Perched on top of the yellow railings I stare down at the Cahabón River rushing past 10 metres below and think ‘This is how I’m gonna die.’ It’s not the first time the thought has crossed my mind in the past 24 hours. It began the night before.
We arrived in Lanquín, Guatemala after a typical Central American 9 hour shuttle journey. Typical in the sense that it actually took closer to 12 hours. I foolishly assumed the worst was over until I realised that every last person from both shuttles was going to the same hostel and all of us were being packed into the cabs and trays of two trucks. One truck also had all the luggage strapped to the roof, pieces hanging comically over the side and a nervous employee sitting on top holding on to some of the less securely strapped bags. It was clear that even the drivers weren’t happy about the unstable loads as we set off amidst a barrage of shouting.
The reason soon became clear. Our “20 minute” (read: 45 minute) drive took us along steep, unpaved, single lane mountain roads with hairpin corners and frightening dropoffs to the valleys below. My favourite part was when we had to find space to pass vehicles coming in the opposite direction! I was certain we were surrounded by glorious views but at night during an apocalyptic rainstorm it was impossible to tell. Anyone experienced in Latin American or Asian overland travel is familiar with the it’s-outta-my-hands mindset which I quickly engaged after briefly flirting with the idea that ‘This is how I’m going to die.’
After a series of desperately sincere conversions to various world religions we arrived at Utopia Eco Lodge. We ate. I had quiet conversations with all of my new gods to let them know that actually, I needed some space. ‘It’s not you, it’s me.’ We slept.
I woke up in a hammock in the clouds. Utopia sits just above Río Cahabón, surrounded by jungle. The main building has no walls so I looked straight out into dense jungle and heavy cloud. As the rising sun slowly burned off the clouds I watched the world reveal itself accompanied by choruses of birds, monkeys and insects blessing the day.
After breakfast we were picked up by my new favourite form of transport for another hair-raising journey, this time to Semuc Champey National Park. We started our day with a tour of the cave network on the opposite side of the river to the national park. We were each handed a candle and one by one followed a guide down into ankle deep water. Just inside the entrance the guide gleefully applied ‘war paint’ to each of our faces before we headed deeper into the caves. He was having far too much fun not to raise my suspicions and I later heard someone say they thought the ‘paint’ was bat shit.

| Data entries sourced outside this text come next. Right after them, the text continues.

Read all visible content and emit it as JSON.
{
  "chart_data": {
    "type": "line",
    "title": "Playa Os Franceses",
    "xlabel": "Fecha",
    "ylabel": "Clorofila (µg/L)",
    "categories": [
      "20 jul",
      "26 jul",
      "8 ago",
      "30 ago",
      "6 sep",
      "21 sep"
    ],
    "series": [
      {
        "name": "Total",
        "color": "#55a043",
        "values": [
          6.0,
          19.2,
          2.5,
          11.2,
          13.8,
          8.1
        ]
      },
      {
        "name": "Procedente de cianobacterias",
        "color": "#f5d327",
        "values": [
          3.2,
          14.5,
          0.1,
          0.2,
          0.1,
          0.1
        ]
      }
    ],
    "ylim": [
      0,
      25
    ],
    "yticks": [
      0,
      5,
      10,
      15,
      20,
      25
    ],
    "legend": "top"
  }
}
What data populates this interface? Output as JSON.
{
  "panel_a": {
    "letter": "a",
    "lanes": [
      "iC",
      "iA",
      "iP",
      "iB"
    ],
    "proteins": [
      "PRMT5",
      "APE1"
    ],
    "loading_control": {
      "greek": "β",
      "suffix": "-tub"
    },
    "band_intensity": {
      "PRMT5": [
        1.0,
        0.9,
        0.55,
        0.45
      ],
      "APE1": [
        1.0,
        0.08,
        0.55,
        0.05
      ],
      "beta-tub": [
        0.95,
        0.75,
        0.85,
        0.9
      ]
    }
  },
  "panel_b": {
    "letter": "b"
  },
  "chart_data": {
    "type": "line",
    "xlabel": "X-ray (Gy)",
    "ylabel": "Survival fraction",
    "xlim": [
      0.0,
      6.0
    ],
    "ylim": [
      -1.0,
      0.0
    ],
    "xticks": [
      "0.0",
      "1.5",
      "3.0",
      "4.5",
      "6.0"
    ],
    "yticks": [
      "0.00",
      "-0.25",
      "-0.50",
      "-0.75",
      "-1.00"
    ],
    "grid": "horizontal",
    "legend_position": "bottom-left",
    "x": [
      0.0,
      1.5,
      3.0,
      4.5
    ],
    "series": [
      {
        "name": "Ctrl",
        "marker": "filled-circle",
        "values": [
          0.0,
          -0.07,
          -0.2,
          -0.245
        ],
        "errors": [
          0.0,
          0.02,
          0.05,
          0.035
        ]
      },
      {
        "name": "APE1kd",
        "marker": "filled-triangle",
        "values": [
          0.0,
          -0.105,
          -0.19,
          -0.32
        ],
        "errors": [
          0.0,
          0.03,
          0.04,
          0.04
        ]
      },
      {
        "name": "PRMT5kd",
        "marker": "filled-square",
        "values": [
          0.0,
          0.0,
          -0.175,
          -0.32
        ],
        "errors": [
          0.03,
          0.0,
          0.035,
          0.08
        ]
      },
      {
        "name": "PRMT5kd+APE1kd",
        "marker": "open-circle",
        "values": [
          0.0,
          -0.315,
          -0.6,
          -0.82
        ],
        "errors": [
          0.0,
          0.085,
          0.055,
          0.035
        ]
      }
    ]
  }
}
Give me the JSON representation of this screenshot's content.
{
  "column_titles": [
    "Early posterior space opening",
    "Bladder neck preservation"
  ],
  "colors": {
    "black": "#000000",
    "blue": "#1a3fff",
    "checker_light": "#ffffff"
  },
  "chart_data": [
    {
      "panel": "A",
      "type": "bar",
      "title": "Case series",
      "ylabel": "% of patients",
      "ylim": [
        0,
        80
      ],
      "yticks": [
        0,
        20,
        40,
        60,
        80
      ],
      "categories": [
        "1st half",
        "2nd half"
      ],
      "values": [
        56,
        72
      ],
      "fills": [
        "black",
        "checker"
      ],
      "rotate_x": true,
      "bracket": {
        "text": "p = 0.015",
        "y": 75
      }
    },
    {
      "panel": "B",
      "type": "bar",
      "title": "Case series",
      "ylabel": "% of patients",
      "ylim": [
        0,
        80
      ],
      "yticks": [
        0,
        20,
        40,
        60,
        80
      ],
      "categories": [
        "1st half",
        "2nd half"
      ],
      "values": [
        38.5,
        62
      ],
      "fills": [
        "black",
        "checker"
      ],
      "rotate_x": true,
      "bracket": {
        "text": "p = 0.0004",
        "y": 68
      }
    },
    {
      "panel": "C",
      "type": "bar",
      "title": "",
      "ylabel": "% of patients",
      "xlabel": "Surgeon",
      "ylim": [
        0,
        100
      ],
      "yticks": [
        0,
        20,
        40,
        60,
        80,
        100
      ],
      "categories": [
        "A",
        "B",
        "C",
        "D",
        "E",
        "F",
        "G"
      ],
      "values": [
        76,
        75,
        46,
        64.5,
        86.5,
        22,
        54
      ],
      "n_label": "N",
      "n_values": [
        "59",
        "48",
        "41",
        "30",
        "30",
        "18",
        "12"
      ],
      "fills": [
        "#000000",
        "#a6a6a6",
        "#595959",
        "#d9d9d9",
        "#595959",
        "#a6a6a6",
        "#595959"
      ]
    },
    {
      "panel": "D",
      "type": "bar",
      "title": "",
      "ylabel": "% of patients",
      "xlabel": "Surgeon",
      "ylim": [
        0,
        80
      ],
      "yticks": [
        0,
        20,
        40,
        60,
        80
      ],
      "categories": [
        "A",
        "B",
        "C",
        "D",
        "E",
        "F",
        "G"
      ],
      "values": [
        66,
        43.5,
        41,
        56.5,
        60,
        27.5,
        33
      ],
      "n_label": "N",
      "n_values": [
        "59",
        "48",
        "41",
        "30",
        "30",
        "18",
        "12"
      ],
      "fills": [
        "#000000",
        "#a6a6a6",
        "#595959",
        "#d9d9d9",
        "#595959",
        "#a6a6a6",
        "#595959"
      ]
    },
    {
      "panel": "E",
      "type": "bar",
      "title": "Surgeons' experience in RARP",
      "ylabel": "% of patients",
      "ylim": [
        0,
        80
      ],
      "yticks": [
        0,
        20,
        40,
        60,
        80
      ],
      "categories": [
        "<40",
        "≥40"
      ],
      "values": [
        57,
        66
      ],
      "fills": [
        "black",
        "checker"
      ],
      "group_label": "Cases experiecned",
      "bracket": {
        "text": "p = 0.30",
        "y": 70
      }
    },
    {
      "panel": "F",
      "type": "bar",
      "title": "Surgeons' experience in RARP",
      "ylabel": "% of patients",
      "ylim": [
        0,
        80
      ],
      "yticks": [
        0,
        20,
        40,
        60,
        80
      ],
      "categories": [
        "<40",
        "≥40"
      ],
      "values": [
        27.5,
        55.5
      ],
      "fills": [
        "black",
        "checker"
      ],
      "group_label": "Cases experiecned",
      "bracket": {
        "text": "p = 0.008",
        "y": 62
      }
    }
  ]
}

Soon we were swimming through deep water, one hand aloft to keep alive the burning candles which provided our only light. Over two hours we swam, clambered up rapids, climbed sketchy ladders and negotiated narrow footholds underneath a pounding waterfall. At every opportunity the guide would hide and jump out to scare someone or rush ahead, letting out maniacal laughs that echoed around the caves. This is a man who obviously loves his job. Near the end of the tour I found myself standing on a tiny rock platform five metres above a black pool. The guide pointed down at a slightly blacker spot in the pool and said “Jump there. Don’t think, just jump. GO!” and as I leapt into the inky darkness I thought “This is how I die.”
Eventually we emerged back into the light, intact but for a few new scrapes and bruises. We lunched then had a couple of hours to explore the national park. Semuc Champey is a natural limestone bridge above the Río Cahabón. On top of the bridge is a series of cascading pools ending in a waterfall which rejoins the river below. It is stunning. Being Central America, safety precautions in the park start and end with rope fencing. I stood at the top of the waterfall looking down and thought about the consequences of an innocent slip. And then I went back to enjoying the splendour.
Finally it was time to head home. We were given the option of tubing down the river back to the hostel instead of riding in the suicide trucks. I thought hard for about two seconds before choosing to tube. But the day wouldn’t be complete without one last challenge. The options for accessing the river to tube were a) climbing down the bank and gently pushing off from the side or b) jumping off a 10 metre bridge and having your tube tossed unceremoniously behind you so you can gaspingly grasp for it while trying to recover from your mad leap. Which is how I find myself perched on top of the railings staring down the barrel of my own sense of mortality.
‘This is how I’m gonna die.’
I jump, and in the long moments before impact I exalt in the free fall. Until I hit the water and come up howling, scrambling to dislodge the most painful wedgie of my life. As I haul myself gracelessly onto my tube an 8 year old Mayan kid floats past and offers me a cold beer.
I love Guatemala.
Life Lessons Learned:
- Making a hammock is way harder than making a bed.